Professor Hockin integrates political experience with his classroom work by challenging his students to take a critical approach to the colonial encounter and its enduring influences as evidenced in the economic, social, and political foundations of the Malian nation-state. He also encourages students to consider the third world development/aid paradigm and it ramifications on daily life in Mali. Previous term paper titles for Traditional and Modern Perspectives on Malian Culture 2010 include: Poverty in Mali; Musings on Gender Roles: Cultural Problem or Cultural Asset?; Globalization in Mali; Maternal Mortality in Mali; Cooperation – Malian Style (a work examining the prevalence and varieties of co-operative enterprises in Bamako, Segu, and Djenne); and The Ideal Malian Woman: A Critical Reflection on Ideals of Beauty.

While studying in Mali, Professor Hockin and his students live and apprentice with Malian artists and artisans. They engage in cross-cultural exchanges on a daily basis, which incorporates learning experiences for both the Malian host families and their student guests.

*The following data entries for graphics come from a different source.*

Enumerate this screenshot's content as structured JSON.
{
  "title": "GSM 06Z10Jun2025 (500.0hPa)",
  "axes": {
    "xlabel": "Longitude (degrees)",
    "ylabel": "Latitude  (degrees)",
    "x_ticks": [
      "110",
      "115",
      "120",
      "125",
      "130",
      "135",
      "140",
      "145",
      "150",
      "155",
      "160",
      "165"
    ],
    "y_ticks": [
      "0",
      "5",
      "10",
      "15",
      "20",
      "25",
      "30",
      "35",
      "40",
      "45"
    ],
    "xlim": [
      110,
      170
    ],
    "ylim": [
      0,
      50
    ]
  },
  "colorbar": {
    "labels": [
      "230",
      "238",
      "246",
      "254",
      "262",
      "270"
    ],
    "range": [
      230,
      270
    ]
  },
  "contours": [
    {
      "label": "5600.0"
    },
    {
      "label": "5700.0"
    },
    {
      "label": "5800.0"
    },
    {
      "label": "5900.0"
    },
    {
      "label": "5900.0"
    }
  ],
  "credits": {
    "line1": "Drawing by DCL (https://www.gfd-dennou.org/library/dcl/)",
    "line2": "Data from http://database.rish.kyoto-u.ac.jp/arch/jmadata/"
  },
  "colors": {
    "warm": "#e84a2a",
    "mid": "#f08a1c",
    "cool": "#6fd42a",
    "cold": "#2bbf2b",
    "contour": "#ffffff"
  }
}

“In 2010, one of our students chose to write a term paper on his involvement in partially funding and working on the re-building of a three-room adobe (mud brick) schoolhouse that had been destroyed by extreme rainfall. We currently have a midwifery student who brought a significant amount of free medical supplies to her mentor for use in her clinic. Some past students maintain contact with their host-mentors, attending to the sale of their artisan works in the US, arranging art exhibitions, or producing recordings that sell internationally,” Professor Hockin said.

Arts and Culture in West Africa has entered into a partnership with the Parc National du Mali, providing assistance in contacting and hiring performing and visual artists to offer workshops and performances at the Parc. Professor Hockin is the main organizer of the Arts and Culture in Mali annual end-of-semester concert and arts exhibition in Bamako, serving 150 people, and exposing a featured local performance troupe to an audience of fellow artists and arts administrators that may improve their fortunes in the future. Arts and Culture in Mali co-organizes an annual International Student Forum at the National Arts Institute of Mali, providing an opportunity for 35 arts students and professors from America and Mali to meet and exchange ideas.